Zwischenbilanz „Ökoprofit“ am BkN

Am Freitag, dem 26. August 2016, stellte das Berufskolleg Niederberg seine Zwischenbilanz zur 4. Ökoprofit-Staffel in einer öffentlichen Veranstaltung zusammen mit örtlichen Unternehmen vor. Die ersten Maßnahmen entwickeln sich schon nach kurzer Zeit erfolgsversprechend.

Die umgesetzte Optimierung des Mülltrennungssystems in den Klassenräumen ermöglicht eine klare Trennung unterschiedlicher Papierabfälle mit der Folge, den Recycling-Prozess kostengünstig und energiesparend durchzuführen.

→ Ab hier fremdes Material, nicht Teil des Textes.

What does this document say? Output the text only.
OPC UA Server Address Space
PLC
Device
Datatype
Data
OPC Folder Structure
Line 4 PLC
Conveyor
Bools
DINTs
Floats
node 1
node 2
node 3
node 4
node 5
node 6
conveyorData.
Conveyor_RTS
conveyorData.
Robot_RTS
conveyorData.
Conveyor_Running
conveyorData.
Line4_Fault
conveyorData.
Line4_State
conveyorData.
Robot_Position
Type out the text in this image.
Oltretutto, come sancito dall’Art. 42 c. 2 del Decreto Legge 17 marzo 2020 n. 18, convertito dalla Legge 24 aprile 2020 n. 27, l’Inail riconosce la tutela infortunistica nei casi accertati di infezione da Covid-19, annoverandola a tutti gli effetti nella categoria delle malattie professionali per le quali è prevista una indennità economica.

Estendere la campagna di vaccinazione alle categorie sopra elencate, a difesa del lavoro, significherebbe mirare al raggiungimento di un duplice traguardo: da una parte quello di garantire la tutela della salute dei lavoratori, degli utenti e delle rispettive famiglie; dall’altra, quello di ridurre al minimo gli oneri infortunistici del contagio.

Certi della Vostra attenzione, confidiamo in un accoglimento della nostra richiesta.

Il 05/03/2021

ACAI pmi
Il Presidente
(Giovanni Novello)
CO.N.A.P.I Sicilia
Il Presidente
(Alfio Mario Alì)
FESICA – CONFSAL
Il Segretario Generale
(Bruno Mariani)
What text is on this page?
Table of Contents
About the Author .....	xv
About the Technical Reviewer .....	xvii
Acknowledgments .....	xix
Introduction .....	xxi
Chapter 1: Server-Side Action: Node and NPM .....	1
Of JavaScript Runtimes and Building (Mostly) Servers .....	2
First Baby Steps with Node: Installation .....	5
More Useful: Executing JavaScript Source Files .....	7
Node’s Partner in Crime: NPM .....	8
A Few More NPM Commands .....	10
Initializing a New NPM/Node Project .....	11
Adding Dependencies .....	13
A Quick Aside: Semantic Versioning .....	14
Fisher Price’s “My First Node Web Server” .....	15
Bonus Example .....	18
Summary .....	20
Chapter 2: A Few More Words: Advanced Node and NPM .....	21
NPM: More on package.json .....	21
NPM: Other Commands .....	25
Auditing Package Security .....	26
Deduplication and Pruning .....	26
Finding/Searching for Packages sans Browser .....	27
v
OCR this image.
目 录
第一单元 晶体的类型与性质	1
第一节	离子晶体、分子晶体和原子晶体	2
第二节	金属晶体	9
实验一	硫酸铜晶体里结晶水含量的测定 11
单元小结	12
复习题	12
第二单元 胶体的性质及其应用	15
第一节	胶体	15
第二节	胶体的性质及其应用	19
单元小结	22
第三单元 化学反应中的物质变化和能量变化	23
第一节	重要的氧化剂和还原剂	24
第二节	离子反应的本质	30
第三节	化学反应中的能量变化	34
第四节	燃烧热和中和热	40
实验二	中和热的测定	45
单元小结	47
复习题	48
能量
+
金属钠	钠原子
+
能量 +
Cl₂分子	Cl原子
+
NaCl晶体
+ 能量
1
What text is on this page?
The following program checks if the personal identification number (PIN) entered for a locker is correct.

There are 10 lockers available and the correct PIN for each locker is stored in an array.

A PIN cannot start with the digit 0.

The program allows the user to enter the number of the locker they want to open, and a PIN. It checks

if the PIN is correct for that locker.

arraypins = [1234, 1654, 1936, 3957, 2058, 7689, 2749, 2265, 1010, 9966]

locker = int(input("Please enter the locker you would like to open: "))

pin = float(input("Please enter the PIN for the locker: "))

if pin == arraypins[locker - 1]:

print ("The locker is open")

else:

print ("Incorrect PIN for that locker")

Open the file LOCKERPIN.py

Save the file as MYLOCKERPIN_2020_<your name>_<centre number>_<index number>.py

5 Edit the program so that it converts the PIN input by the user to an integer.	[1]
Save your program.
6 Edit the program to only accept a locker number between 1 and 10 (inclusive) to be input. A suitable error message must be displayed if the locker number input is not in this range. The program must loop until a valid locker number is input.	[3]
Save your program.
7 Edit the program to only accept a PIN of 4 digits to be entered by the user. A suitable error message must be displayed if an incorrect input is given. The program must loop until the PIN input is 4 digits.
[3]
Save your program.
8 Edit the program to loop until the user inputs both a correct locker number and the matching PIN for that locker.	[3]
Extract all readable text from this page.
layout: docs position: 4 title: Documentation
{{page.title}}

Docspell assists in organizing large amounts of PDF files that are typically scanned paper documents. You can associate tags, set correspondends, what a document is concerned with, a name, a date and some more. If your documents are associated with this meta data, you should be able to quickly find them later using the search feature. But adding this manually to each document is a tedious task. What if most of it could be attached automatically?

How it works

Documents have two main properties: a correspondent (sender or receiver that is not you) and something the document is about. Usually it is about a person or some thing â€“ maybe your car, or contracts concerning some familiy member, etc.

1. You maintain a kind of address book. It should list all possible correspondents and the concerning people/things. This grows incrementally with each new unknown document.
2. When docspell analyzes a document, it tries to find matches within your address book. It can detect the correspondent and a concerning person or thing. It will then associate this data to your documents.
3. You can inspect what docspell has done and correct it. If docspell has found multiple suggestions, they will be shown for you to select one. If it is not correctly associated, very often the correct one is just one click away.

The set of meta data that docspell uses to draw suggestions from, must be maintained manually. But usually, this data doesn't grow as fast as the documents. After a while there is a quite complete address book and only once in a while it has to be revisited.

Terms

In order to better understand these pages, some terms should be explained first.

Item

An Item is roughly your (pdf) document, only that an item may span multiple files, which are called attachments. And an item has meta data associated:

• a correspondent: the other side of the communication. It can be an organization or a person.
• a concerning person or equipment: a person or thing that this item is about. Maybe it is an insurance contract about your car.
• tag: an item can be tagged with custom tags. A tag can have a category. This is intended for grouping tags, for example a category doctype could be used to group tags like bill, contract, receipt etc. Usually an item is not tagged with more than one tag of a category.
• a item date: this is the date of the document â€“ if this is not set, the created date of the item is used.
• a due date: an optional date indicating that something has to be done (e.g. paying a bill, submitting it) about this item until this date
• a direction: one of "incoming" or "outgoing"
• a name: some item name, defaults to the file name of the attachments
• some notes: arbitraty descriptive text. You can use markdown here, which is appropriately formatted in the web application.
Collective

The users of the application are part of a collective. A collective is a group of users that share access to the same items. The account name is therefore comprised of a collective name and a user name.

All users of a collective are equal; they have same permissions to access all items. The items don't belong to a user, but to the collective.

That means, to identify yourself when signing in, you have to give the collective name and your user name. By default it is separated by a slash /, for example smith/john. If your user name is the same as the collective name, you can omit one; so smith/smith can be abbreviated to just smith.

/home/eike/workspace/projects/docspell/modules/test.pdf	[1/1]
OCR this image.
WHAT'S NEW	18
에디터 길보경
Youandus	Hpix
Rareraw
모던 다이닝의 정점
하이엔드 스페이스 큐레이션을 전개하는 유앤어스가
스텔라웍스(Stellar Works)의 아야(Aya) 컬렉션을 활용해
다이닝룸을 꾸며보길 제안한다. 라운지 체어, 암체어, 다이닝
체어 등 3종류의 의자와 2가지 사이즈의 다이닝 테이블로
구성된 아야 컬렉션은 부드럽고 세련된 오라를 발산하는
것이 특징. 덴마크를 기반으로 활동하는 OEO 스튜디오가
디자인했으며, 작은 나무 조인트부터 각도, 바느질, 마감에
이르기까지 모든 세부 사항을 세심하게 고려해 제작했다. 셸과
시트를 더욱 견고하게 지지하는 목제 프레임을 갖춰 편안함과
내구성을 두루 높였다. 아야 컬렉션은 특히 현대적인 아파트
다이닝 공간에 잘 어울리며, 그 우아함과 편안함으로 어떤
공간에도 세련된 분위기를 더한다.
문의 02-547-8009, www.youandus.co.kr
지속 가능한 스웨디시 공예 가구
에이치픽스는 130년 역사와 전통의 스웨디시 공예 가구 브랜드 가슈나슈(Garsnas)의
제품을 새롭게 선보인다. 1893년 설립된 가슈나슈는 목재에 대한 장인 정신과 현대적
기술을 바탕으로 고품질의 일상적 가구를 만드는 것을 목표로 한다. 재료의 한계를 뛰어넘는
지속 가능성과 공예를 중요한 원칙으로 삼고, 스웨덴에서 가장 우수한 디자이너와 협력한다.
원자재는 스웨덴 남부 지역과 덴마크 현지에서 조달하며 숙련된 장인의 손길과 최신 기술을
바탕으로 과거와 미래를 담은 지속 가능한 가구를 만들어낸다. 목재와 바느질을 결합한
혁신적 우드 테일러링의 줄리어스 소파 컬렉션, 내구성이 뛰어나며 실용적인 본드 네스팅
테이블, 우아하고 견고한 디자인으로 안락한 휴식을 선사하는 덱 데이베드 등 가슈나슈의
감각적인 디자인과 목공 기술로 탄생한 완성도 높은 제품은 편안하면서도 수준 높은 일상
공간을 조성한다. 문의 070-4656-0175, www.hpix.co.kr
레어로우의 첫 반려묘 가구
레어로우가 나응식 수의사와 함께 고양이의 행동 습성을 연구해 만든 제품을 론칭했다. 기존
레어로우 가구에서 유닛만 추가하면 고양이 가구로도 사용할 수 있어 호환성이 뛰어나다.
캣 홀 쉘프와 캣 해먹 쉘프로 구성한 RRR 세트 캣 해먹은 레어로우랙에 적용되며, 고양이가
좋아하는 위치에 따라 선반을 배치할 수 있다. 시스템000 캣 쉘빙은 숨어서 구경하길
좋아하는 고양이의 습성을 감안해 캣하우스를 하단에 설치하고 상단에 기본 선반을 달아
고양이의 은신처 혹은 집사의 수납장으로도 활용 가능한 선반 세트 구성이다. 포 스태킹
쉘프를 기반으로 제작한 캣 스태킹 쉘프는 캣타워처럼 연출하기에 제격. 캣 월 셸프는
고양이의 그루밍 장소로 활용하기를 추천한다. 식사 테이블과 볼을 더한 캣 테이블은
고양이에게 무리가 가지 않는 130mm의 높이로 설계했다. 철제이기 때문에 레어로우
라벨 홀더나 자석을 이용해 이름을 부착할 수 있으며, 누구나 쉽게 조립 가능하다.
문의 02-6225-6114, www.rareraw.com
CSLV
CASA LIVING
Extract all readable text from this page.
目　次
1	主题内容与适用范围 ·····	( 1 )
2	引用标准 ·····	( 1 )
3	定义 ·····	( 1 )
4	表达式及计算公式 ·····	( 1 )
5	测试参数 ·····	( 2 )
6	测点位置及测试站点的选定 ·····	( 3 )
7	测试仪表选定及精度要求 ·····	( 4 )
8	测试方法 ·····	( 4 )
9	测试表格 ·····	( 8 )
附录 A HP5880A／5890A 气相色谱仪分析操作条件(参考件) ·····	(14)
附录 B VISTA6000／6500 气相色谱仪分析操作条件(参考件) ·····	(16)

 „Wir haben darüber hinaus ein ganzes Bündel weiterer Maßnahmen und sind nun im Begriff, diese zu erweitern. Das Thema ,Nachhaltigkeit‘ ist uns als Schule wichtig“, sagt Studienrat Mark Westerhoff und zieht eine Zwischenbilanz: „Wir sind jetzt schon recht zufrieden und sparen allein durch diese Maßnahmen mehrere tausend Euro je Jahr ein.“

Fazit:   Kostenreduzierung beim Schulträger Kreis Mettmann und ein Plus für die Umwelt.

Das Berufskolleg Niederberg ist damit auf Erfolgskurs und wird sich weiter engagieren.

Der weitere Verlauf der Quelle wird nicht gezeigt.